Like the mouse model, cultured cells expressing mutant TDP-43 did not show bioenergetic defects, both when endogenous levels of the protein were present, in patient-derived fibroblasts, and when the mutant proteins were overexpressed, in transfected cells. The results in fibroblasts were in line with a recent report, which compared C9Orf72 mutant and TDP-43 mutant fibroblasts, and detected respiratory chain defects in the former, but not the latter [
31]. Furthermore, similar to the transgenic mouse brain, cells expressing A315T TDP-43 had increase mitochondrial calcium uptake upon ER calcium release.
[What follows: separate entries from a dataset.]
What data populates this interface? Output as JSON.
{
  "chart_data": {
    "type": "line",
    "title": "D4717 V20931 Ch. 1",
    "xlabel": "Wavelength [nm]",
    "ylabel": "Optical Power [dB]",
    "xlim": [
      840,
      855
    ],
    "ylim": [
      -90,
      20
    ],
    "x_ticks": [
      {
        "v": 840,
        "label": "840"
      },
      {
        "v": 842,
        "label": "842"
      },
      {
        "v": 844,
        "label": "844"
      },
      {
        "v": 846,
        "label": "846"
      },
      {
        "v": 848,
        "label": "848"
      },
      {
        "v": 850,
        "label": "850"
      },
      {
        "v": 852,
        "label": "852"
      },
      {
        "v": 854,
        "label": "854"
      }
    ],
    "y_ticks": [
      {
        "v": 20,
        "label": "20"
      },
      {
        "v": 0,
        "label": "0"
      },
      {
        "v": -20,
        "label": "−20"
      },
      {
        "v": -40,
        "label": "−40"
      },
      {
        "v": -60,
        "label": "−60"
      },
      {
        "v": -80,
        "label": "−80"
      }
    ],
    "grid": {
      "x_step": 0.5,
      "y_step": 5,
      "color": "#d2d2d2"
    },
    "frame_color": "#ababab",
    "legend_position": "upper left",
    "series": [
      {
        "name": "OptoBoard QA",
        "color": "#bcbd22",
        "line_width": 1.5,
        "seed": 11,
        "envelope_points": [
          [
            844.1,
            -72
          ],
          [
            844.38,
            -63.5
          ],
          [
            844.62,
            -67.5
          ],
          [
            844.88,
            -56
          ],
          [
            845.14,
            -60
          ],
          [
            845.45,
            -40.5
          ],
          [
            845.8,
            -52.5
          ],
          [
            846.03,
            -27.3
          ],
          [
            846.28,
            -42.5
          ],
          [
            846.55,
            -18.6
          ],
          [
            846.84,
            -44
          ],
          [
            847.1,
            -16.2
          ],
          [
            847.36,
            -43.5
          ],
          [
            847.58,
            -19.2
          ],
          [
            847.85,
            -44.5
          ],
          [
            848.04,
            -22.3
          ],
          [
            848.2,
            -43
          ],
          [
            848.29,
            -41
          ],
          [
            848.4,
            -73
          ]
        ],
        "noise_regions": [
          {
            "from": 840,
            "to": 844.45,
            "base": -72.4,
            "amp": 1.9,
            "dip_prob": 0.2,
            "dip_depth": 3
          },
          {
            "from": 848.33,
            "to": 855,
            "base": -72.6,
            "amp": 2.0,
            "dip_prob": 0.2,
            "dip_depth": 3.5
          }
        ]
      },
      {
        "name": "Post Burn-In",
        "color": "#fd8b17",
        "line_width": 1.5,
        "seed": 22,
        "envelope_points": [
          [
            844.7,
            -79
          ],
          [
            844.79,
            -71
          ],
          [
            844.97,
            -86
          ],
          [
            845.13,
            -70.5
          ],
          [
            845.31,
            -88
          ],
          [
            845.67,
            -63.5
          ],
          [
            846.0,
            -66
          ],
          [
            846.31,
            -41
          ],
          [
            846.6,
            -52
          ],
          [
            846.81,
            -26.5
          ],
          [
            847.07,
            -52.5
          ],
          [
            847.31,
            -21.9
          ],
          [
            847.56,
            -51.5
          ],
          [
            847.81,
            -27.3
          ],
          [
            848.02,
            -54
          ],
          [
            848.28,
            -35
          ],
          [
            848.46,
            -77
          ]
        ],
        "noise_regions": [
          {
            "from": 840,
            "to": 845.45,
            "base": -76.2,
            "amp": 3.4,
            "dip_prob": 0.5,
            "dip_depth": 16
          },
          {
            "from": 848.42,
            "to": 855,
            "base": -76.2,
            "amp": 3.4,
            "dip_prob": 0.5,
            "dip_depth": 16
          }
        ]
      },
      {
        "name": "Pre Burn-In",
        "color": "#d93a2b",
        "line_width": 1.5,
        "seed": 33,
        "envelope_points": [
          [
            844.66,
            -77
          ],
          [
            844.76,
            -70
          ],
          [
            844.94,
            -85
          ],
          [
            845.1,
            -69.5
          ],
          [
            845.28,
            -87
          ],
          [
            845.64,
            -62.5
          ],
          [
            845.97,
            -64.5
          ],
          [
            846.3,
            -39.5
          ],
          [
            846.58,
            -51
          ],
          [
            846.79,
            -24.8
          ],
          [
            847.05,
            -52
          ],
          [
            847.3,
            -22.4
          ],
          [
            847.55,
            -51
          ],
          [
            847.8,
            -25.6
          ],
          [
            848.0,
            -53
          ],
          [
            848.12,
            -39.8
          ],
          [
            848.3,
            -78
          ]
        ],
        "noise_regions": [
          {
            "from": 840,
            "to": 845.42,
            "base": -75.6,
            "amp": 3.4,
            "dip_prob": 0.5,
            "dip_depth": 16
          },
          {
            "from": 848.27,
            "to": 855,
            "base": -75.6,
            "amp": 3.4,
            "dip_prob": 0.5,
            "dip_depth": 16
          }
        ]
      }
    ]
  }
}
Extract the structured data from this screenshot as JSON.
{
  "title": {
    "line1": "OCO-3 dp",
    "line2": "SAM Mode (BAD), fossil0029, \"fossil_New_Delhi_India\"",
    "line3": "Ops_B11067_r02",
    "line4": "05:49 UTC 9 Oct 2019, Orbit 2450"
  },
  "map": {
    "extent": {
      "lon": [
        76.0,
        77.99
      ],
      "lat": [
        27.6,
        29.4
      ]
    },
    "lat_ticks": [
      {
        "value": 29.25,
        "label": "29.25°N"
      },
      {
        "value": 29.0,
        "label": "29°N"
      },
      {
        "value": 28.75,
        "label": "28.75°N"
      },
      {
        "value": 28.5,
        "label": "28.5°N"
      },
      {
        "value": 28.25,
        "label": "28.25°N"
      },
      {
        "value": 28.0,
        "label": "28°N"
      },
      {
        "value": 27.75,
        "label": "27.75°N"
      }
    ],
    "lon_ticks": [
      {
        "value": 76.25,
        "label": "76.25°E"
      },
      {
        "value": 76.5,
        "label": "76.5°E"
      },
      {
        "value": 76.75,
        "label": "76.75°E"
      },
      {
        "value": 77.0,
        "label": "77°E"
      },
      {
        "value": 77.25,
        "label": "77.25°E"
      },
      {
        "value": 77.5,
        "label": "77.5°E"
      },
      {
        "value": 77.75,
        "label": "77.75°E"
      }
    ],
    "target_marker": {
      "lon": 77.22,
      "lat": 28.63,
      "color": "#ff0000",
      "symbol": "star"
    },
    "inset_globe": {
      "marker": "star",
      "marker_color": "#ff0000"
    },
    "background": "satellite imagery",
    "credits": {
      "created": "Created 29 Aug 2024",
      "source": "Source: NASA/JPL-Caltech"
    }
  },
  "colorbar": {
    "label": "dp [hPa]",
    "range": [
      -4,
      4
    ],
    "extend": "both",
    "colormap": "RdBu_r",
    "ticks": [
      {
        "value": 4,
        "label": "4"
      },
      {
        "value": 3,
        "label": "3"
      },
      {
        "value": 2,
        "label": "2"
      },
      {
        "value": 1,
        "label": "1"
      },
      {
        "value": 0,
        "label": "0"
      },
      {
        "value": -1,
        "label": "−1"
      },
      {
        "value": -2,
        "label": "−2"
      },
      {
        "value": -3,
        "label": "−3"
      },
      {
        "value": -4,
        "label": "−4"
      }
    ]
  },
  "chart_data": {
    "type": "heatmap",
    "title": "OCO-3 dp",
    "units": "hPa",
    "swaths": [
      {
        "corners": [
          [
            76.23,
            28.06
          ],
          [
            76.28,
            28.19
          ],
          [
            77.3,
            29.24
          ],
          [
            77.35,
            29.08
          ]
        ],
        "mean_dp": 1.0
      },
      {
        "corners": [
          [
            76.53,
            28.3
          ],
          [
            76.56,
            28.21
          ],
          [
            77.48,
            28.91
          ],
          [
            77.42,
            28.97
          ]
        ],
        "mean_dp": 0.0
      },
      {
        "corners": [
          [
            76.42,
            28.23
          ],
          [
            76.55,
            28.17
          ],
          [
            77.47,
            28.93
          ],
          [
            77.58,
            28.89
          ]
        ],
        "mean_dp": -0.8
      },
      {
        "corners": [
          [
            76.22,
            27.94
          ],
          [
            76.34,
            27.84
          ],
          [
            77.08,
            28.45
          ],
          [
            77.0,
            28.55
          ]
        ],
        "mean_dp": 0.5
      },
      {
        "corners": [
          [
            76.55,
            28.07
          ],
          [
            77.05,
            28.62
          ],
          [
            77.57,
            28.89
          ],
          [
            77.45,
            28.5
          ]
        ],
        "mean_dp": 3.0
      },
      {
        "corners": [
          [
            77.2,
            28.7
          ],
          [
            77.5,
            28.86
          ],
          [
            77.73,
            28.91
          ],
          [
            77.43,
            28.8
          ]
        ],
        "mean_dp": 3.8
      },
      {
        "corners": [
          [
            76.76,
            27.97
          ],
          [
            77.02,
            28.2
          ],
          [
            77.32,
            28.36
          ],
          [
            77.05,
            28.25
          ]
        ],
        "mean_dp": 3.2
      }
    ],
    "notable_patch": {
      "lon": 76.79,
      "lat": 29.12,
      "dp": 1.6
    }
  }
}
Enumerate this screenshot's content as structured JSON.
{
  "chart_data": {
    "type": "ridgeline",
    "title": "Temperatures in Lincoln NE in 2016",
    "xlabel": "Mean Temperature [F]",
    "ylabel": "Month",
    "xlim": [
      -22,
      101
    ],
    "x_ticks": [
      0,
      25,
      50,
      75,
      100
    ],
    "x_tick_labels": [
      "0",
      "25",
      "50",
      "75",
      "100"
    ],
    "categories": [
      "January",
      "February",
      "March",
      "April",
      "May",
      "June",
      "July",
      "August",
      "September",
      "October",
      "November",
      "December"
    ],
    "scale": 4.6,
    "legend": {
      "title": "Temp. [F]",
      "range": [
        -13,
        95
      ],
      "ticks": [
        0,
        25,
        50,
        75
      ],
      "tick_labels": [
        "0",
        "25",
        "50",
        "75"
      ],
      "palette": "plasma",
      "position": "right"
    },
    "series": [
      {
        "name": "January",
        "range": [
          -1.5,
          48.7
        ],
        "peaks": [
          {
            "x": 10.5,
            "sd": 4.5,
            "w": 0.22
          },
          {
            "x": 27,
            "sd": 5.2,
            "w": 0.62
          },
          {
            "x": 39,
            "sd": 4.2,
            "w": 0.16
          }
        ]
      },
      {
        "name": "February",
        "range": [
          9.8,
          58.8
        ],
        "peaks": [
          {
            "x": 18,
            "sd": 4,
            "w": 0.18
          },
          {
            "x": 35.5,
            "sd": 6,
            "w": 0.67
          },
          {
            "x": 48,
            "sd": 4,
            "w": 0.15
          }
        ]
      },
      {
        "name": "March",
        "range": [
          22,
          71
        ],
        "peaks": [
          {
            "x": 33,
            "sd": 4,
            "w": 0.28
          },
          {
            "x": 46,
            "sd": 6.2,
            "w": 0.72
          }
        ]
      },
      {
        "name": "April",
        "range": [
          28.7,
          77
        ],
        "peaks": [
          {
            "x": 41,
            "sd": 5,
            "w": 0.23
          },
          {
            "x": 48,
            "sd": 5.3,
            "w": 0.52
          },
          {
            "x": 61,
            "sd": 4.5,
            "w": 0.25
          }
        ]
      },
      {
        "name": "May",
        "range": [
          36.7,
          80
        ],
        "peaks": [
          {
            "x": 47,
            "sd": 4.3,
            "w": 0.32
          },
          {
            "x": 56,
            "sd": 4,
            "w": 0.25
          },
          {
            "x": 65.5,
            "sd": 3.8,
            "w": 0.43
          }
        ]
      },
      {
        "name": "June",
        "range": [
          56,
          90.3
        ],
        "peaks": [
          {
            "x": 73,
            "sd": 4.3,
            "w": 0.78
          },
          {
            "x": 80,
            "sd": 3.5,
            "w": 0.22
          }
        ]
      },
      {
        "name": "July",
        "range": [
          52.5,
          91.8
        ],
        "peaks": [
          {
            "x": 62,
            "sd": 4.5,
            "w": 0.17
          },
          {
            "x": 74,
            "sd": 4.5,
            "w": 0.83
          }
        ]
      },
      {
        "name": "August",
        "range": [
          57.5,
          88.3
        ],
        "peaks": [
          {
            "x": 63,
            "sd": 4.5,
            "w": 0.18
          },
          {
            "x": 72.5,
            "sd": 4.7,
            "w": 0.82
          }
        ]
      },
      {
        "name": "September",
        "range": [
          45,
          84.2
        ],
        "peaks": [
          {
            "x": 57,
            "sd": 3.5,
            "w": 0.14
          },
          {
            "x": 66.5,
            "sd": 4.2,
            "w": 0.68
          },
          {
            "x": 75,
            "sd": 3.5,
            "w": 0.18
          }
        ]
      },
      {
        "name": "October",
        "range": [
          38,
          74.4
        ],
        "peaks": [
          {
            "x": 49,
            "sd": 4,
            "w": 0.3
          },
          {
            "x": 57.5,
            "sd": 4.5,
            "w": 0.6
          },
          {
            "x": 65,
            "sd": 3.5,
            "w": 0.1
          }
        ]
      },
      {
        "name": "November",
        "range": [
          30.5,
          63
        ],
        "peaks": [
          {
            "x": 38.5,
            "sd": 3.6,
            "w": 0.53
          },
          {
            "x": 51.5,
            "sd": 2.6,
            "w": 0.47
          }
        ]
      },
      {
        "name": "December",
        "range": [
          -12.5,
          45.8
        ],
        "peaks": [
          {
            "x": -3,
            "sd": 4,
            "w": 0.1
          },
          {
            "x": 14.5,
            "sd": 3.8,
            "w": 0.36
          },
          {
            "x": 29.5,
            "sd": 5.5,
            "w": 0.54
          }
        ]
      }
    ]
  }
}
The reasons for the discrepancy between the present study and a recent report in which mitochondrial respiratory chain defects were associated with mitochondrial import of mutant TDP-43 [
14] is not immediately clear, especially in regards to the TDP-43
A315T mouse model, since we utilized mice from the same transgenic line and at similar ages as in the aforementioned report. It is possible that differences resulted from the protocols of mitochondrial purification, which were partly dissimilar in the two studies. It could be hypothesized that mitochondria from mutant TDP-43 brains are more fragile and could be damaged by the isolation procedure, which was not the case in our study, because soluble proteins of the intermembrane space were retained in the mitochondrial preparation. On the other hand, membrane fragility could not explain a decline in the activity of individual respiratory chain complexes, such as complex I, whose activities are measured on fractionated mitochondrial membranes and do not depend on mitochondrial integrity. Specifically, we did not find evidence of a decrease in either complex I-driven respiration and ATP synthesis or complex I oxidoreductase activity in brain mitochondria from TDP-43
A315T transgenic mice, suggesting that OXPHOS is preserved in these mitochondria. Furthermore, the levels of respiratory chain subunits that we analyzed were unchanged in TDP-43
A315T transgenic mouse brain mitochondria, suggesting that their synthesis was not impaired.
Unlike previous reports [
14,
36], we did not detect respiratory defects in mutant TDP-43 human fibroblasts. A possible explanation for this discrepancy in findings could be ascribed to the different TDP-43 mutations investigated in previous studies and the present one, since we analyzed lines from three patients from one family with the N352S mutation and their healthy relatives. Nevertheless, we also tested the effects of recombinant mutant TDP-43 expression in HEK293T cells, an approach similar to the one utilized previously [
14], but did not detect respiratory defects in these mutant cells either.